The decision to draw Gambit as an overweight Taylor Kitsch, however, I’m not a fan of.

Our third and final story, dubbed “Something Old” which really should have been the title of Claremont’s section, follows Kitty and the X-Women on a bachelorette to Stripperoke. Yes, that’s a karaoke strip club. Yes, it is evidently a real thing. Keeping with the trend here, this is another fun but inconsequential story from Kelly Thompson. It’s nice to see the X ladies having some fun (seemingly all of the of-age X-women make it out too, which is a nice touch) and I love the joke early on where Peter says Kitty can’t go if Rogue planned the outing, but it may be okay if Storm planned it. Kitty’s response that Peter is “underestimating Ororo” is an excellent retort. We get a decent heart to heart between Kitty and Rogue, who herself is in a good place in her relationship with Gambit, and then Kitty gets kidnapped by Callisto who threatens the younger woman to treat Colossus right. It’s a little dumb, honestly, because Callisto has never come off as an overly sentimental character, and I doubt she’s pulled this with any of Piotr’s other loves (I don’t think Domino would be as forgiving as Kitty). Anyway, when she returned to the club there’s an enormous bottle of Champagne sent from Emma Frost, who maybe isn’t as much of a villainess as she appears, I guess? Anyway, it all works out and it’s a decent “X-people having fun” story that just lacks a bit of the emotional heft of Claremont’s section.

I love everyone’s character design…except Lorna. The “smart pant suit” look does not work.

Overall this is a fine but disposable entry in the larger X-Men lexicon (X-icon? I’ll workshop that). Nothing new or particularly interesting happens, but we see characters we’ve grown to love (and this new Pyro guy) having a good time and relaxing. Yes there are some issues with poor scripting, mischaracterizations and almost no action, but overall this is a harmless, inoffensive outing for our characters. True fans may be interested, but casuals needn’t concern themselves with this one-off.

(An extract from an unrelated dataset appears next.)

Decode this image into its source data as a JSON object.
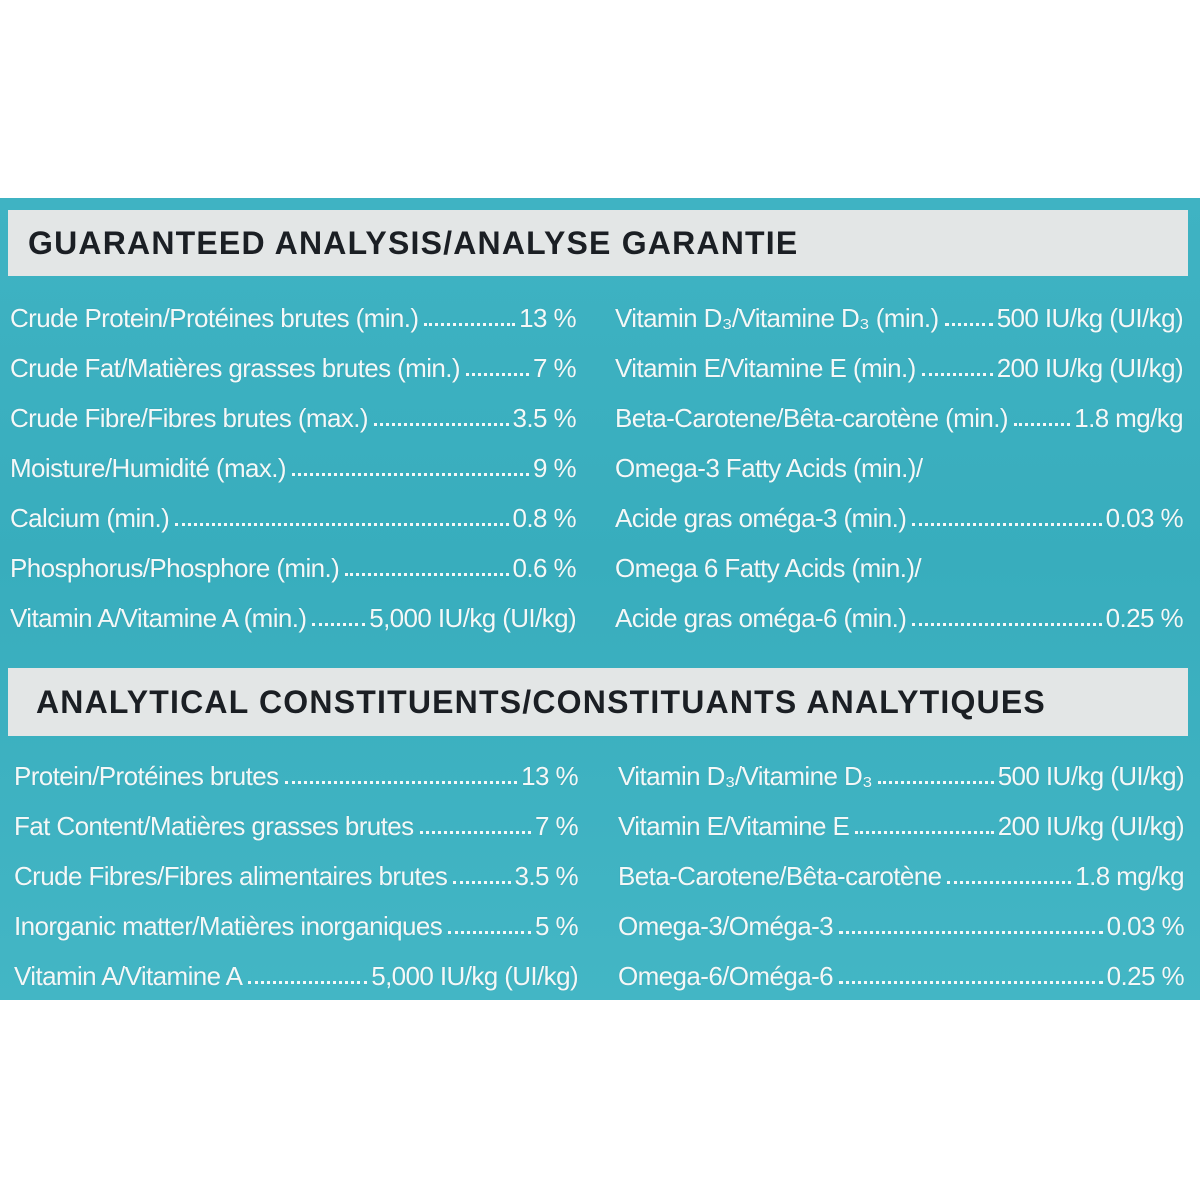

X-Men: The Wedding Special #1
Is it good?
Sort of? It's fine and fun, but there's not a ton of substance to work with here. Claremont's section had heart (and ghosts), Guggenheim's had a bit of fun (but bad writing) and Thompson's had personality (but nothing of note happens). It's an okay aside on the march down the aisle.
The Good
There are positives to say about pretty much every story...
Claremont's story told a decent tale of Kitty's emotional state leading up to the wedding...
Guggenheim's section provides a fun outing for Colossus and the boys...
Thompson's story was a good excuse to show the X-women having fun...
The Bad
...but there are negatives to every story too.
...but it's also a self-flagellating excuse to trudge up old Claremont stories as if they are all that matter for the character.
...well some of the boys...and Gambit with an Irish accent...and the Catholic priest asking to go to the strip club...and a demon-run casino managed by Wong...
...but nothing of consequence happens.